December 20, 2011 report
Research team shows cultural practices can cause biological evolution
(PhysOrg.com) -- When most people think of evolution, they think of animals growing bigger or smaller over generations due to food types or source, bacteria evolving resistance to drugs, or of humans losing their fur and walking upright; in other words, it’s usually about physical changes coming about as a result of a response to the physical environment. But that may not always be the case, according to a group of historians and anthropologists who have been studying several tribes of people in South America. In their paper, published in the Proceedings of the National Academy of Sciences, they say that cultural practices have led to evolved physical traits for one tribe that has caused them to have a unique appearance compared other tribes in the area.
There are many people living in various tribes throughout South America that were there long before the arrival of white people from Europe and other parts of the world. Such people tended to band into tribes where they lived, in many cases, pretty much the same way they had for thousands of years. Such an environment has proven useful to anthropologists who study them to see if anything about them can be used to provide a deeper understanding of human beings in general. In the case of this recent study, the team looked at the physical characteristics of six different tribes that lived in relative close proximity to one another, and found that one, the Xavánte differed significantly in appearance from the other groups in several ways. They had larger heads, for example, and their faces were taller and narrower and their noses were broader.
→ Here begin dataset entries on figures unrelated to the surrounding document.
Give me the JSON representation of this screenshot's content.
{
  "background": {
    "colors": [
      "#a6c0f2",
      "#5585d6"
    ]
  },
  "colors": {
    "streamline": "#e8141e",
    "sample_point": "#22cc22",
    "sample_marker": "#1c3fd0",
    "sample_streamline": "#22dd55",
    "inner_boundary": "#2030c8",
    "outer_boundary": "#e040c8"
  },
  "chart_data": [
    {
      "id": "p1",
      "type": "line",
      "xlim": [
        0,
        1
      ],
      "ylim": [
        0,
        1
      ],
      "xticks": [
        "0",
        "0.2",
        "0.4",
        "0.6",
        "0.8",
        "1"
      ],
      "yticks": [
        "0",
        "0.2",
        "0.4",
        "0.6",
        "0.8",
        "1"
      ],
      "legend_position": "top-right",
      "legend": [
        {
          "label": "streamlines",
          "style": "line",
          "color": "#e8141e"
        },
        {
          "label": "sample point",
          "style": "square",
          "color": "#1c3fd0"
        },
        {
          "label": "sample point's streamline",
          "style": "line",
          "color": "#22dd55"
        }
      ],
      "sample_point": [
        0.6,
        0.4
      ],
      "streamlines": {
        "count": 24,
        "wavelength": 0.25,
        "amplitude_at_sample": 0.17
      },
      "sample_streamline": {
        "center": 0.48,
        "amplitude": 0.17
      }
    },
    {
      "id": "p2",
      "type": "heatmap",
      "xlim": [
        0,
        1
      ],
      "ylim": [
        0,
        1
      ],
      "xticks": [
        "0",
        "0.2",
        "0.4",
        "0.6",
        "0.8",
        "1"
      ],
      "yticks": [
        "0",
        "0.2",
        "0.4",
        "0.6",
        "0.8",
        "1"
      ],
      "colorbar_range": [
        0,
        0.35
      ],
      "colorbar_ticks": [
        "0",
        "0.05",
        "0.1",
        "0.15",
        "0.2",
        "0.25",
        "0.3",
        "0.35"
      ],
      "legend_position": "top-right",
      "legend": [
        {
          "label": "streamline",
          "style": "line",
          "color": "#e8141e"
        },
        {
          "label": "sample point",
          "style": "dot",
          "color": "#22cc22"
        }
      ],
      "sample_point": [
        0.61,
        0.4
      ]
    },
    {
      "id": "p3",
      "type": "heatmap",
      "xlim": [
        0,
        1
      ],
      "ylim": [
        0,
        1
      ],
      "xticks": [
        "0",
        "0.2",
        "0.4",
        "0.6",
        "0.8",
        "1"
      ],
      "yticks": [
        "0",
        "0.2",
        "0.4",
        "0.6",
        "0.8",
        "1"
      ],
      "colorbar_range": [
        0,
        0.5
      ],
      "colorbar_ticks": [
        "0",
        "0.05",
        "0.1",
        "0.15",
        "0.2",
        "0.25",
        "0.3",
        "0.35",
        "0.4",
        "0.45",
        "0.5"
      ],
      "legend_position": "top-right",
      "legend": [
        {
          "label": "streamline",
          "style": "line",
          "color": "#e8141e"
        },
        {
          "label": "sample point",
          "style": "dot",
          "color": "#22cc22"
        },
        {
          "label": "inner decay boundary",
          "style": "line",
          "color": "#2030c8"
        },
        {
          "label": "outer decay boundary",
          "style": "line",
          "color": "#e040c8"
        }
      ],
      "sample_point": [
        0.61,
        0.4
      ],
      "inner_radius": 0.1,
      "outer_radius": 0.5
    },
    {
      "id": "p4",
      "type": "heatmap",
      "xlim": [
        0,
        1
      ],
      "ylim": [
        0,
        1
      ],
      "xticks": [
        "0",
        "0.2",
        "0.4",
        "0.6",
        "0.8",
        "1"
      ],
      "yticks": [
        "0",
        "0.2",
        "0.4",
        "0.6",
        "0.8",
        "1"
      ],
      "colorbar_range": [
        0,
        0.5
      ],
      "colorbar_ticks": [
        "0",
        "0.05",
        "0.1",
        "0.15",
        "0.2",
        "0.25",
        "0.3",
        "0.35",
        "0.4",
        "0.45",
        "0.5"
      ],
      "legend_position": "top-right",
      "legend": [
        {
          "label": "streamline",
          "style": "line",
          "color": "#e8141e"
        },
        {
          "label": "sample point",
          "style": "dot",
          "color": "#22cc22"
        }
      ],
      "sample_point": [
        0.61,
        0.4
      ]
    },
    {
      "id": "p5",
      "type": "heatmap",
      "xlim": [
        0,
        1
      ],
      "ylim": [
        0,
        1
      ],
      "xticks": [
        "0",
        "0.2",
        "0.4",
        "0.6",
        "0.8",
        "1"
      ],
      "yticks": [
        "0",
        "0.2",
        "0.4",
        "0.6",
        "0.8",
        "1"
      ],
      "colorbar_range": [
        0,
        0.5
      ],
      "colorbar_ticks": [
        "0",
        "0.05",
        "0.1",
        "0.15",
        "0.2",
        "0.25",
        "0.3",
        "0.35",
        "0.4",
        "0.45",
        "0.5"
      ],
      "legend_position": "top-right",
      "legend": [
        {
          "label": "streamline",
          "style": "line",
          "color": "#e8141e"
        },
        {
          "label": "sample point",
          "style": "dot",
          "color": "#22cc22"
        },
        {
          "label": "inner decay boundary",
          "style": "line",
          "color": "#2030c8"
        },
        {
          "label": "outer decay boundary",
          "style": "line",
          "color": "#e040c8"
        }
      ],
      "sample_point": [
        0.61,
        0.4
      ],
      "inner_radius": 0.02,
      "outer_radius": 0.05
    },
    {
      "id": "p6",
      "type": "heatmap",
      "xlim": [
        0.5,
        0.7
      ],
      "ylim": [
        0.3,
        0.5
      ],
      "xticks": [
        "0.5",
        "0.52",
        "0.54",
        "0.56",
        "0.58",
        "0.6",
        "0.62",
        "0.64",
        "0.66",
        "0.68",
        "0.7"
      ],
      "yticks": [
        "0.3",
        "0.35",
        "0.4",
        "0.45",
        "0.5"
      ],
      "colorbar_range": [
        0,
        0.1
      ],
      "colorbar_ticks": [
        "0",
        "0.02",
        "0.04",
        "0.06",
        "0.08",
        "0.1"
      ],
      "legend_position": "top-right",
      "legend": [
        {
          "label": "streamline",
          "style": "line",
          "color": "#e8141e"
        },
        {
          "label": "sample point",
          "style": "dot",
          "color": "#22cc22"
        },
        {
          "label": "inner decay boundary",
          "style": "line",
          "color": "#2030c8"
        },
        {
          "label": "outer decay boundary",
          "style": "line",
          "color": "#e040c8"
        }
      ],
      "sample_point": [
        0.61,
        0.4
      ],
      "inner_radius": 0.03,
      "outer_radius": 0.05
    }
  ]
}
In looking into why, the team found that the Xavánte differed from the other tribes in another important way as well, they tended to marry, and thus reproduce based on the wealth or status of the male members of the tribe, rather than through other means as other tribes did. The result was that single lines of men had throughout a historical period sired many more offspring than others, leading the tribe as a whole to take on some of their most basic attributes. Perhaps more importantly, these changes all appear to have come about in as little as 1,500 years; the time since their tribe diverged from others in the area, which the team calculated to be 3.8 times as fast as the other groups were evolving independent traits.
Also, because the environment that the Xavánte live in is very nearly identical to that of the other tribes in the area, the team has ruled out environmental factors as a contributor to the apparent evolution of the tribe’s unique features.
The authors conclude by suggesting that it appears that social custom can have just as much impact on physiological evolution as does environment.
Shifts in social structure and cultural practices can potentially promote unusual combinations of allele frequencies that drive the evolution of genetic and phenotypic novelties during human evolution. These cultural practices act in combination with geographical and linguistic barriers and can promote faster evolutionary changes shaped by geneculture interactions. However, specific cases indicative of this interaction are scarce. Here we show that quantitative genetic parameters obtained from cephalometric data taken on 1,203 individuals analyzed in combination with genetic, climatic, social, and life-history data belonging to six South Amerindian populations are compatible with a scenario of rapid genetic and phenotypic evolution, probably mediated by cultural shifts. We found that the Xavánte experienced a remarkable pace of evolution: the rate of morphological change is far greater than expected for its time of split from their sister group, the Kayapó, which occurred around 1,500 y ago. We also suggest that this rapid differentiation was possible because of strong social-organization differences. Our results demonstrate how human groups deriving from a recent common ancestor can experience variable paces of phenotypic divergence, probably as a response to different cultural or social determinants. We suggest that assembling composite databases involving cultural and biological data will be of key importance to unravel cases of evolution modulated by the cultural environment.